In sum, Kierkegaard and Death succeeds admirably at demonstrating how the Kierkegaardian corpus presents us with something like a philosophy of finite existence, in a way that will open up avenues of further research and should also serve as essential reading for anyone who believes that reflecting on human mortality could perhaps be a fruitful enterprise after all. If I have said little or nothing about some chapters, this is only for the sake of delving further into certain parts of a volume that includes fifteen chapters as well as an introduction by the editors: my omissions should not be taken as anything but the consequence of my decision to place the emphasis elsewhere. And if I bring up only a couple of quibbles, this is because any other complaints would have been so trivial as to be unworthy of mention, which indicates the quality of the book taken as a whole. Even the critical remark I to which I now turn is not a sign of dissatisfaction with any part of this volume so much as a tension that is not obviously resolved in Kierkegaard and Death, for reasons that have to do with Kierkegaard's own writings.

Apart from a few scattered remarks to the effect that death may not turn out to be "the end," most of Kierkegaard and Death leaves aside the topic of the afterlife, in accordance with what is stated by the editors in their Introduction, i.e., that Kierkegaard's work is primarily oriented toward finite human existence and that he largely avoids the topic of personal immortality. And yet, as Tamara Monet Marks observes in the final chapter, there is undeniable evidence that Kierkegaard himself did believe in this possibility, or that he held out hope for it. When his religious discourses and his discussions of faith address themselves to the predicament of mortal human beings, who are going to die, is he dwelling on this subject only for the sake of those infidels who are not in on the secret that we don't really die, or that death is not the end? If so, then Kierkegaard's views might seem to be a fit target for Philip Larkin's cynical remark about religion as a game "created to pretend we never die,"[4] which denies the problems of finitude rather than confronting them. If Kierkegaard also offers resources for thinking about our mortality that do not amount to a "denial of death," then how do we reconcile all of his this-worldly philosophical and religious writings with the moments when he seems to be immortality-obsessed? For the latter do exist, as Marks points out, even if they are outnumbered, as the editors indicate. Although there is clearly a form of Kierkegaardian existential faith that does not deny our finitude, what about the other elements of Kierkegaard's work that seem to conflict with this? By ending with this question, I don't mean to imply that I know how to answer it -- but someone ought to.

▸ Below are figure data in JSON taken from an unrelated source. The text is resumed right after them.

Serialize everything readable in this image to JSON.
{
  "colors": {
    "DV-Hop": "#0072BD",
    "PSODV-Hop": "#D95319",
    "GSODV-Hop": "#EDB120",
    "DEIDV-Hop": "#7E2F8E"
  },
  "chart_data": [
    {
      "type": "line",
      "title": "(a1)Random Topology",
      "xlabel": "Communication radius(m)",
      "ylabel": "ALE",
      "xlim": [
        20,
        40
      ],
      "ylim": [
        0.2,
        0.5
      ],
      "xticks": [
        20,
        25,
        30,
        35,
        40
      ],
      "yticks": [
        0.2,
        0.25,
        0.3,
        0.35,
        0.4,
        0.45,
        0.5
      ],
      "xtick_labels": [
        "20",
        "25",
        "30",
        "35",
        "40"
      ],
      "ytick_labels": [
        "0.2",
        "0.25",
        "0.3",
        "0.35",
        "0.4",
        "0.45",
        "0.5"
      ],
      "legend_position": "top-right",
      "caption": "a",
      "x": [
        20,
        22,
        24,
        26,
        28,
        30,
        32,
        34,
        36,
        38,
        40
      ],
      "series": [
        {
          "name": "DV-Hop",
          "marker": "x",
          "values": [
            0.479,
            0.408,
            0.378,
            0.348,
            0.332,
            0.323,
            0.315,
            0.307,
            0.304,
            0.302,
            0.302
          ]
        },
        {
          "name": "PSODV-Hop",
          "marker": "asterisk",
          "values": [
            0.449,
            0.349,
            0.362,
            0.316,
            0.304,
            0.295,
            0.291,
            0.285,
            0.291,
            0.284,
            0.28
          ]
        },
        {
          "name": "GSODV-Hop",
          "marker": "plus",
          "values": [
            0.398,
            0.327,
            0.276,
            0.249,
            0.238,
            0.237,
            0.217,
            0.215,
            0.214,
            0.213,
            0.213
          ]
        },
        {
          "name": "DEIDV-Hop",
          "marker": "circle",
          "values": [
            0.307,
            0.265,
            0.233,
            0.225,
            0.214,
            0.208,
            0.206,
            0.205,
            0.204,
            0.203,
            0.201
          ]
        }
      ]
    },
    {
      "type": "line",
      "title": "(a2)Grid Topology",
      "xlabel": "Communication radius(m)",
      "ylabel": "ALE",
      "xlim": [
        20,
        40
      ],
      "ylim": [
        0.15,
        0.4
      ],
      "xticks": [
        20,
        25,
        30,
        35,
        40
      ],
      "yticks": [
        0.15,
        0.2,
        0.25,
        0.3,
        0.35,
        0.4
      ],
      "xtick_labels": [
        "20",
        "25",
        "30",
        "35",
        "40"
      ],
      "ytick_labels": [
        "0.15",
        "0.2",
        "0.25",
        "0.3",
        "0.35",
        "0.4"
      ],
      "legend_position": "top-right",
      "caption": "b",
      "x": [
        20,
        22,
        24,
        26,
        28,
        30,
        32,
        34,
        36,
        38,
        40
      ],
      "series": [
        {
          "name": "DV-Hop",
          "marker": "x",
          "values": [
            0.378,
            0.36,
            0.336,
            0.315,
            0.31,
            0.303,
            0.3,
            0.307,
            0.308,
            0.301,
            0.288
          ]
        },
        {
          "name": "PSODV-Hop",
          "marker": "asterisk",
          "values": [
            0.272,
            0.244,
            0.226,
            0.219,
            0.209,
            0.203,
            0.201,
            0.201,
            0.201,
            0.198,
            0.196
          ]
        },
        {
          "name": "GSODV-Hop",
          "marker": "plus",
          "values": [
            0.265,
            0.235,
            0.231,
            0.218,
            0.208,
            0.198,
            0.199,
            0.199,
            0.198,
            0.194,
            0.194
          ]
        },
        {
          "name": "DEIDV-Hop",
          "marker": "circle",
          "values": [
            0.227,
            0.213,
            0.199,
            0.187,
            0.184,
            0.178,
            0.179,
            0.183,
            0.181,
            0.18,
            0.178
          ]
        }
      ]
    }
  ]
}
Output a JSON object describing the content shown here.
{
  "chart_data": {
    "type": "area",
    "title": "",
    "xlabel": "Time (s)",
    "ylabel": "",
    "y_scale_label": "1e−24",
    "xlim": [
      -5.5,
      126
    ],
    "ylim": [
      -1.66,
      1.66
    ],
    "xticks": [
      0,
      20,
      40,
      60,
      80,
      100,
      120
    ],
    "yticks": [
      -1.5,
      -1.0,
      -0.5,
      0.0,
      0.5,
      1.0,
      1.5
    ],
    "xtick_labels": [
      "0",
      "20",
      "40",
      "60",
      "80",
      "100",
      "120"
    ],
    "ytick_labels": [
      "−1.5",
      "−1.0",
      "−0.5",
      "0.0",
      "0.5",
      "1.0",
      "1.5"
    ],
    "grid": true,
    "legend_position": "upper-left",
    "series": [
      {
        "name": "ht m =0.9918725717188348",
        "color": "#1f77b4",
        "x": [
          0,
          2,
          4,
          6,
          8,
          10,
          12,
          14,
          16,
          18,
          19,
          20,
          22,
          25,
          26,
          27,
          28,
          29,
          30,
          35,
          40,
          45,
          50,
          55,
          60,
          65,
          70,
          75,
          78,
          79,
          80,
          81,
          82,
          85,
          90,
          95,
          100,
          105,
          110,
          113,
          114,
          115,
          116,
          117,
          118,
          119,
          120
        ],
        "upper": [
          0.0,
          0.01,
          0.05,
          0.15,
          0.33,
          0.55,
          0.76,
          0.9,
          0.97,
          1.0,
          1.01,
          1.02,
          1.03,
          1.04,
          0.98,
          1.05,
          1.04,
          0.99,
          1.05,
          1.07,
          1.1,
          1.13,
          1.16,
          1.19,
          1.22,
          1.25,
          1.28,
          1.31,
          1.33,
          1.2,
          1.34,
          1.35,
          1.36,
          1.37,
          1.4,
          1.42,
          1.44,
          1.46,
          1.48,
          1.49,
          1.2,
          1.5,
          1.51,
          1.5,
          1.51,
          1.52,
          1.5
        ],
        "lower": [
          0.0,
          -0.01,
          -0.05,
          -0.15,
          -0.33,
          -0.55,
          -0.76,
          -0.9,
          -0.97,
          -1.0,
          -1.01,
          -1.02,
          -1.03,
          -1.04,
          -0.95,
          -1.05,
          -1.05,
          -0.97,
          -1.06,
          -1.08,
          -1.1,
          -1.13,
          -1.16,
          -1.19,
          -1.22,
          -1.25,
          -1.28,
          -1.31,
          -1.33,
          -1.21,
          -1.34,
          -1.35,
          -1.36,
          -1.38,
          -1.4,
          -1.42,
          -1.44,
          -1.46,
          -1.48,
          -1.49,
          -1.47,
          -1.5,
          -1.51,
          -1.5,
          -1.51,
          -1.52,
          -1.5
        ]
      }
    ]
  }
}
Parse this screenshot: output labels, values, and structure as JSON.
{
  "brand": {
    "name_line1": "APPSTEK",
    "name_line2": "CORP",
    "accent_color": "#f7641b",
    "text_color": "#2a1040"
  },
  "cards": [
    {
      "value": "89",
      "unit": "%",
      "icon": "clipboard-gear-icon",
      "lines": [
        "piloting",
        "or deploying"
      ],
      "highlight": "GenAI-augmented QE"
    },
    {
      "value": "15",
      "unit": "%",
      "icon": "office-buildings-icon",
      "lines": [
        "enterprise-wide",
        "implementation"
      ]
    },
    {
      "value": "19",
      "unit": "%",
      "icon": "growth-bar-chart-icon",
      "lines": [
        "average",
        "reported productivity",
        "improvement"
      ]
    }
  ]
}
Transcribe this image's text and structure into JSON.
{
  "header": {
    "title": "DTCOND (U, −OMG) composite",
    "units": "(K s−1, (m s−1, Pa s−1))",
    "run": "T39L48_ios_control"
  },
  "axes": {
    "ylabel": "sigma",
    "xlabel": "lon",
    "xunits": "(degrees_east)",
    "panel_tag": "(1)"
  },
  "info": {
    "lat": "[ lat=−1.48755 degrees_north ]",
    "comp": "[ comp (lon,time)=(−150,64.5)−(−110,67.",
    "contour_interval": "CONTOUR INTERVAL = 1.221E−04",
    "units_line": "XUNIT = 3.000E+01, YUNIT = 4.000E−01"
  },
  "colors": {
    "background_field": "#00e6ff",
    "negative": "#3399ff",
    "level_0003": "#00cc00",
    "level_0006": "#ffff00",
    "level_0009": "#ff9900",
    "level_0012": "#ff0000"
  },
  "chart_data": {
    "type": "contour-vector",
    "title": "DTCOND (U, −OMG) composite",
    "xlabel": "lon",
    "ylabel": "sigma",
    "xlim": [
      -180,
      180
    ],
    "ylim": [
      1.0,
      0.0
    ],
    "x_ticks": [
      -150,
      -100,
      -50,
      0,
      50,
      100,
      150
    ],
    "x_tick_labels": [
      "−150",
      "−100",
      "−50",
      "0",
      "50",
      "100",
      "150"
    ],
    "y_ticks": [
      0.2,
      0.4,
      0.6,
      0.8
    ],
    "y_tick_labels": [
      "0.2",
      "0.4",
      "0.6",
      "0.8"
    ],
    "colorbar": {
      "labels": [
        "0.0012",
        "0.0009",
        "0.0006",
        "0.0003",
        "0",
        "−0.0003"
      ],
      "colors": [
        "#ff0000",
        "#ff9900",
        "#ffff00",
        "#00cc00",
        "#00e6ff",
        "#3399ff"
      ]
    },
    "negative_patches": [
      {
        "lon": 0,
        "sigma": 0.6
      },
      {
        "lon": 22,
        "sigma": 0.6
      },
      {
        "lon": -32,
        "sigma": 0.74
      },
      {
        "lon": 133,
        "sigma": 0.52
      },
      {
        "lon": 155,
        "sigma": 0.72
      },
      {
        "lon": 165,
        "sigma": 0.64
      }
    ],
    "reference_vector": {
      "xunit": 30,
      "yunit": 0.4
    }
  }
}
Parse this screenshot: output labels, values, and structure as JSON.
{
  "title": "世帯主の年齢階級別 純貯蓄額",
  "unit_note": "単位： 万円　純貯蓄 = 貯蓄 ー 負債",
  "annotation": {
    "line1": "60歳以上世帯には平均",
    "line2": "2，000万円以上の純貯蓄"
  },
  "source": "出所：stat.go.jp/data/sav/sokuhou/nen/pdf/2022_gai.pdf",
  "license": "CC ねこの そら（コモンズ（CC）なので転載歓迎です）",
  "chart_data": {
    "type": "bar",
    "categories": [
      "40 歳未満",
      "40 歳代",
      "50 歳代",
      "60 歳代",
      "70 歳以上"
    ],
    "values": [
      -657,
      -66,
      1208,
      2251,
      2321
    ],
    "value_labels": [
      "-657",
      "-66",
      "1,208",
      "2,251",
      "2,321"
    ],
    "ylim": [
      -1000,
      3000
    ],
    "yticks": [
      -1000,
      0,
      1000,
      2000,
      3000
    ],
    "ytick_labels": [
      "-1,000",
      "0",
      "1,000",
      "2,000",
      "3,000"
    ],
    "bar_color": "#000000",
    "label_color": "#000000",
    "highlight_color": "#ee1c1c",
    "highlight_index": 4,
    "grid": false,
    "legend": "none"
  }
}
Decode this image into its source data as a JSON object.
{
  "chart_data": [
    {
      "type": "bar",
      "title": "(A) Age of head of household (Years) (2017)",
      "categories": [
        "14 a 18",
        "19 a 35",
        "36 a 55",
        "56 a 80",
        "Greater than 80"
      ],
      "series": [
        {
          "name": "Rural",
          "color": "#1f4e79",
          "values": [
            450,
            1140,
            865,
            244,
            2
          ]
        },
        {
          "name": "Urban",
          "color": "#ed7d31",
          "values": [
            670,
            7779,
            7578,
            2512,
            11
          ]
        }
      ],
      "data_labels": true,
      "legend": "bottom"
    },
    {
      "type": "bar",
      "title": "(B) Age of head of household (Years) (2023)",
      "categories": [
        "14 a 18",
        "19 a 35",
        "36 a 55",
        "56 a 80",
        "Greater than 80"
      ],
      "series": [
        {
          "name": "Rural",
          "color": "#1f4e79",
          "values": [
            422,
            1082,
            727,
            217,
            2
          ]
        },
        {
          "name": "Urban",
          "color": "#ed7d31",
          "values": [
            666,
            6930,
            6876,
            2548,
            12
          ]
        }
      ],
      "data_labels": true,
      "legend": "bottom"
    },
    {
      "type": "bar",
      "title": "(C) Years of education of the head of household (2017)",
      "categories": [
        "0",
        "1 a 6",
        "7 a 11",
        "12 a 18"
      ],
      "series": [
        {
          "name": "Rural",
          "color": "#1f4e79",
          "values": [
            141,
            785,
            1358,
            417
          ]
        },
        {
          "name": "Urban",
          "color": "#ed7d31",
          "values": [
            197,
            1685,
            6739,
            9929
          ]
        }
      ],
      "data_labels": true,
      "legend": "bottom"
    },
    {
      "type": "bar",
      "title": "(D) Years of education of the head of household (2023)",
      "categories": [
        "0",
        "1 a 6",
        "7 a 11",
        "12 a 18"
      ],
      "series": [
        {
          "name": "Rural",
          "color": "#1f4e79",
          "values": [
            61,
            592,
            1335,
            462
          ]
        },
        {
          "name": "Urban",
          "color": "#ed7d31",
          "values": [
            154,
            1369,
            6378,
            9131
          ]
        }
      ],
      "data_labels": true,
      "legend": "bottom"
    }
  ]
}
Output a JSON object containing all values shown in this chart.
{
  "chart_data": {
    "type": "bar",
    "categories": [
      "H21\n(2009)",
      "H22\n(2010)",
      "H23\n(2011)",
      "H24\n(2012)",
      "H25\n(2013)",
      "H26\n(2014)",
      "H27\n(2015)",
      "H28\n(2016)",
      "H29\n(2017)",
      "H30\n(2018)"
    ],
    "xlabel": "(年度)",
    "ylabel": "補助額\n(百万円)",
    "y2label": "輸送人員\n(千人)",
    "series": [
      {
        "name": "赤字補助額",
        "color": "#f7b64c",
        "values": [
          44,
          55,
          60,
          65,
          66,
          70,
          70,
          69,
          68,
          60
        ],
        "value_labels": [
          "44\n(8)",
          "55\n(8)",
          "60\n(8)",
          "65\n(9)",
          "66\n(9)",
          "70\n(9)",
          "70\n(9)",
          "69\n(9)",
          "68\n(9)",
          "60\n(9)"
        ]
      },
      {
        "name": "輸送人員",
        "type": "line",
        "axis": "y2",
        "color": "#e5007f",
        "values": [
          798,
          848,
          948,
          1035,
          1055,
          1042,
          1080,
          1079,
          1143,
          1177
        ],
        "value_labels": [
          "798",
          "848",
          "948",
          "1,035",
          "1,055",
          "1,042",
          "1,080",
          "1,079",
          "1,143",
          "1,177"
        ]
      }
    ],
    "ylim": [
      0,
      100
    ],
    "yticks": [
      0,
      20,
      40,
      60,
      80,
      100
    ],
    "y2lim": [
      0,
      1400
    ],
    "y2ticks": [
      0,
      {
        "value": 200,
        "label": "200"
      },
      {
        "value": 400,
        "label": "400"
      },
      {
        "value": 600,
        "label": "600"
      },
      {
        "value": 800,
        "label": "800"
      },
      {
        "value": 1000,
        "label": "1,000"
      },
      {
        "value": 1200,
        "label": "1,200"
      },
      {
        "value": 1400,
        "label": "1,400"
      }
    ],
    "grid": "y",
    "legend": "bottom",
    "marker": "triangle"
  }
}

[1] Pierre Hadot, Philosophy as a Way of Life, ed. by Arnold I. Davidson, trans. by Michael Chase (Oxford: Blackwell, 1995), 187.

[2] The 1845 discourse "At a Graveside" appears as the third of Three Discourses on Imagined Occasions, trans. by Hong & Hong (Princeton, 1993), 69-102.

[3] As far as I'm aware, the best discussion of these themes in Fear and Trembling is found in Chapters 2 and 3 of Sharon Krishek's Kierkegaard on Faith and Love(Cambridge, 2009).

[4] Line 24 of "Aubade," in Selected Poems, ed. by Anthony Thwaite (New York: Farrar, Straus and Giroux, 2003), 190-191.